Allô ! Allô ! Eh ! bien, tout est prêt ?

— Tout est prêt.

— La police est sur pied ?

— Les brigades renforcées, la troupe consignée…

— Tout est tranquille ?

— Pas l’ombre d’une émeute à craindre.

— Oui… alors… la justice… Mais vous répondez de tout !

— Absolument de tout.

— Comme cela, ma conscience est tranquille. Je signe.

C’est fait. Irrévocable. On va faire justice.

Maintenant tâchons de dormir…

Non ! non on ne dort pas comme cela ; on a la fièvre, on se lève, on tourne, on rôde, et le palais silencieux et menaçant dans la nuit, voit votre ombre qui erre dans les salles vastes et vides, voit votre ombre et la prend pour un spectre, déjà.

Spectre ! Lequel ? Celui de l’homme qui va mourir demain ?

— Mon ami ! Tu ne dors pas ! Tu vas être malade.
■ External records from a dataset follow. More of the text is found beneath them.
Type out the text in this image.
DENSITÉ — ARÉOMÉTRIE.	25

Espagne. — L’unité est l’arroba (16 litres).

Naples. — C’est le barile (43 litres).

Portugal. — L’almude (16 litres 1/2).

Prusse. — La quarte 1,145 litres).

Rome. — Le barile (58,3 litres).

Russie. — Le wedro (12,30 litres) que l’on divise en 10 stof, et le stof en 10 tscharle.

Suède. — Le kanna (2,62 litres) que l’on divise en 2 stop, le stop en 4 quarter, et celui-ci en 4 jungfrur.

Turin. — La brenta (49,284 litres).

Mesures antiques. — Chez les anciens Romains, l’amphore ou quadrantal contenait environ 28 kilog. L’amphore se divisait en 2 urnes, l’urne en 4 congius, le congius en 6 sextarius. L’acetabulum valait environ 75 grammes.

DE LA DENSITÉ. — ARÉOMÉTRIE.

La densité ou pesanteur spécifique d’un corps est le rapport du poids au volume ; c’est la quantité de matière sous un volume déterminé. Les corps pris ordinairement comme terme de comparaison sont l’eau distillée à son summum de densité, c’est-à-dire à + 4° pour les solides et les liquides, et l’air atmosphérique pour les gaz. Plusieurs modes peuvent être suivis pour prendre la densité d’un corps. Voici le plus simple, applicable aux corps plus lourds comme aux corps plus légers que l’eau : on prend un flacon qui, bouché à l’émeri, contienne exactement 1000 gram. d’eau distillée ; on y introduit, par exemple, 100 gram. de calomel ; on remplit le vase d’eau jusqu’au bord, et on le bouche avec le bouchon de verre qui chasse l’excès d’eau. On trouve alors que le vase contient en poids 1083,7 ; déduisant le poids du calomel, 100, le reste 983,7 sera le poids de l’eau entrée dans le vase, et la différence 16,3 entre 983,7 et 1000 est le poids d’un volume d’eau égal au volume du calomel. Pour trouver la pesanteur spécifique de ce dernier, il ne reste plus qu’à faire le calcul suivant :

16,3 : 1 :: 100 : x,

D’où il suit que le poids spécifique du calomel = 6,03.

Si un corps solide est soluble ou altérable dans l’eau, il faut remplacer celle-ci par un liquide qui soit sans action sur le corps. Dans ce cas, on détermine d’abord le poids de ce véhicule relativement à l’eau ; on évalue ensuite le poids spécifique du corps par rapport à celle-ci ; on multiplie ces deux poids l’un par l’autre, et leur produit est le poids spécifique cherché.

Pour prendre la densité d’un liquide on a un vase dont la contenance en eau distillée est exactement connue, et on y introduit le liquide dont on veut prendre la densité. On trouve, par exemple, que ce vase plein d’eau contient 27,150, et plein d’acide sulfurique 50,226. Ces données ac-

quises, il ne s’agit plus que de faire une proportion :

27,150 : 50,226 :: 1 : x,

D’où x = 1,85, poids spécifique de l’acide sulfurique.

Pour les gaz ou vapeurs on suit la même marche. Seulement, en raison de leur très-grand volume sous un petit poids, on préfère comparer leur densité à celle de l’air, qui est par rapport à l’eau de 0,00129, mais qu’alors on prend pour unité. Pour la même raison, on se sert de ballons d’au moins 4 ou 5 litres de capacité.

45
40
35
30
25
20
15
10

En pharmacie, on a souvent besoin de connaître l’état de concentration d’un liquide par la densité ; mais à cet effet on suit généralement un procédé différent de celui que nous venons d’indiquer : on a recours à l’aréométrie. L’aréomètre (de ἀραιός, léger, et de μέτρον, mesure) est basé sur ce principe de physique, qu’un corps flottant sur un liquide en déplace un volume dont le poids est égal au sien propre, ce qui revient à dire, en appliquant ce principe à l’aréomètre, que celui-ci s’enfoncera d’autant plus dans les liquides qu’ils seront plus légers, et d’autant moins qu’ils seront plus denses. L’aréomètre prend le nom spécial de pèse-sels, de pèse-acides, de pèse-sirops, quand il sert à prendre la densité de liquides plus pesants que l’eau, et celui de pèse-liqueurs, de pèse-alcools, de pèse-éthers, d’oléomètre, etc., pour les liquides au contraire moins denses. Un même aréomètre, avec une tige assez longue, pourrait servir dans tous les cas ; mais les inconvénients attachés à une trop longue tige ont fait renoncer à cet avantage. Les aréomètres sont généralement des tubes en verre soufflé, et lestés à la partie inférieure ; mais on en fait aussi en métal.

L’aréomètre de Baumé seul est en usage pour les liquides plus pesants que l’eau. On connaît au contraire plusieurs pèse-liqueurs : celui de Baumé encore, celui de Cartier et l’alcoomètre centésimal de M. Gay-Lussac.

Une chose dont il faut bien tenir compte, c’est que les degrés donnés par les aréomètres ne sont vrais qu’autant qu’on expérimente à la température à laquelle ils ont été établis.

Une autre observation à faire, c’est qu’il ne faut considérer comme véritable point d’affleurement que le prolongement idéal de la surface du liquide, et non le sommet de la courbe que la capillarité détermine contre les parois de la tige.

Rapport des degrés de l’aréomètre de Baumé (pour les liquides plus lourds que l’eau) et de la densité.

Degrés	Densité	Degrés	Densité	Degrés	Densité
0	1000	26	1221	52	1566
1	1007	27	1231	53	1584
Écoute ta femme. Tu ne te vois pas, tu maigris. Tu n’es déjà pas fort. Tu es jaune, pâle. Tu souffres. Tu ne le dis pas ! Tu devrais te soigner. Qu’est-ce qui te préoccupe ?

— Je vais bien. Rassure-toi. Moi, je vais bien, oui…

— Est-ce que quelqu’un t’ennuie ?

— Il ne m’ennuiera plus.

— Un de tes amis, malade…

— Non, pas de mes amis…

— Aurais-tu quelque chose sur la conscience…

— Quelle heure est-il…

— Mon Dieu ! Je sais ! C’est l’assassin… Tu as…

— J’ai signé.

— Tu n’as pas fait grâce !

— On m’aurait traité de lâche.

— Ils se vengeront ! ils te tueront, ô malheureux !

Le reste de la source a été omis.